Much as I wanted to, I didn't look.

ButGod, I felt his gaze, his presence.

Fight two came faster than I’d anticipated when they shuffled the field around because of an injury. Her name was Marisol, and I’d seen her around in previous tournaments. She was built like a small tank, with broad shoulders and thick legs.

The kind of fighter who preferred pressure over finesse. A wrestler, judging by her low stance and the way she measured distance — patient, calculating.

“Light contact,” the ref said out of habit.

Marisol cracked her neck with a smirk. “Sure.”

We touched gloves, and then she exploded forward.

Her first right-hand blow sliced past my cheek, sloppy but close enough to sting. The shock of it brought my focus into sharp relief. Marisol followed with a tight left hook aimed at my liver, which I didn't manage to block quickly enough.

It wasn’t placed correctly, but the impact still rattled my ribs.

She didn’t give me any space and didn’t allow me to draw breath with her classic wrestler tactics.

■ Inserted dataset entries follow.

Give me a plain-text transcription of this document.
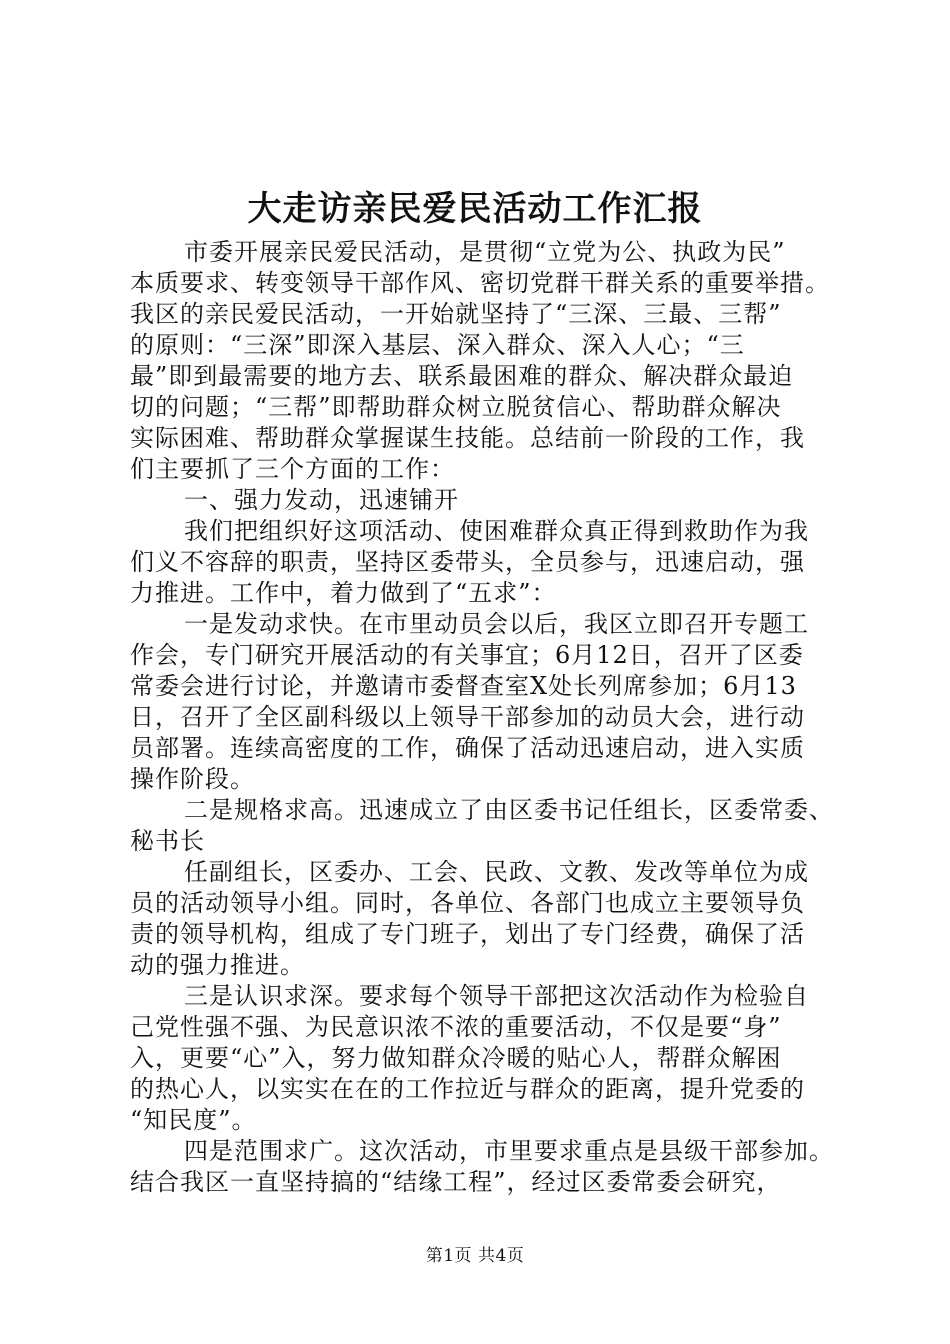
大走访亲民爱民活动工作汇报
市委开展亲民爱民活动，是贯彻“立党为公、执政为民”
本质要求、转变领导干部作风、密切党群干群关系的重要举措。
我区的亲民爱民活动，一开始就坚持了“三深、三最、三帮”
的原则：“三深”即深入基层、深入群众、深入人心；“三
最”即到最需要的地方去、联系最困难的群众、解决群众最迫
切的问题；“三帮”即帮助群众树立脱贫信心、帮助群众解决
实际困难、帮助群众掌握谋生技能。总结前一阶段的工作，我
们主要抓了三个方面的工作：
一、强力发动，迅速铺开
我们把组织好这项活动、使困难群众真正得到救助作为我
们义不容辞的职责，坚持区委带头，全员参与，迅速启动，强
力推进。工作中，着力做到了“五求”：
一是发动求快。在市里动员会以后，我区立即召开专题工
作会，专门研究开展活动的有关事宜；6月12日，召开了区委
常委会进行讨论，并邀请市委督查室X处长列席参加；6月13
日，召开了全区副科级以上领导干部参加的动员大会，进行动
员部署。连续高密度的工作，确保了活动迅速启动，进入实质
操作阶段。
二是规格求高。迅速成立了由区委书记任组长，区委常委、
秘书长
任副组长，区委办、工会、民政、文教、发改等单位为成
员的活动领导小组。同时，各单位、各部门也成立主要领导负
责的领导机构，组成了专门班子，划出了专门经费，确保了活
动的强力推进。
三是认识求深。要求每个领导干部把这次活动作为检验自
己党性强不强、为民意识浓不浓的重要活动，不仅是要“身”
入，更要“心”入，努力做知群众冷暖的贴心人，帮群众解困
的热心人，以实实在在的工作拉近与群众的距离，提升党委的
“知民度”。
四是范围求广。这次活动，市里要求重点是县级干部参加。
结合我区一直坚持搞的“结缘工程”，经过区委常委会研究，
第1页 共4页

She crowded the cage, bullied the space and tried to suffocate me.

Her forearms crashed into mine as she drove me backward. The chain-link fence dug into my shoulders as she shot low for a body lock takedown.

As her arms cinched around my waist, she squeezed and tried to drag me down by sheer force. For a heartbeat, she had me but then instinct kicked in.

I lowered my center of gravity, widened my stance and dug in my underhooks, sliding my arms inside hers to break her grip. She adjusted, attempting to lift me, but I hooked my leg around hers and pivoted sharply.

Marisol’s forward momentum betrayed her, and I used it against her with a harai goshi — a sweeping hip throw — sending her flipping over my hip.

She landed flat on her back.

The crowd gasped, then erupted with a roar and above all of it, Kai yelled, “That’s how it’s fucking done! That’s what I’m talking about!”

Heat flared in my cheeks, but I stepped back into stance as Marisol rose, grinning wide and bloodthirsty.

“Okay,” she breathed. “Let’s go.”

She was smarter in the second round, using more balance and less brute force. Testing my guard with sharp jabs, she forced me to defend high before attacking low.

When I sprawled, she switched to uppercuts. I blocked one; the next one slipped through and hit my jaw so hard, I saw stars at the edges of my vision.

The crowd winced as one, but I didn’t back down.

Marisol swung again with a big overhand right, telegraphed but powerful. I stepped inside the arc of her punch, letting it skim past, and countered with a tight elbow cutting across her eyebrow. Blood welled instantly.

We clinched, her sweat slicking against mine. Our breaths collided, ragged, hot, and furious.

She tried to trip me, but I used her leg movement to trap her shin, driving my weight forward in an old-school grappling move called a knee tap takedown. This sent her to the mat again, messier this time.

Marisol scrambled to get up, but I caught her by the back of her neck, my arms around her, my chest against her spine.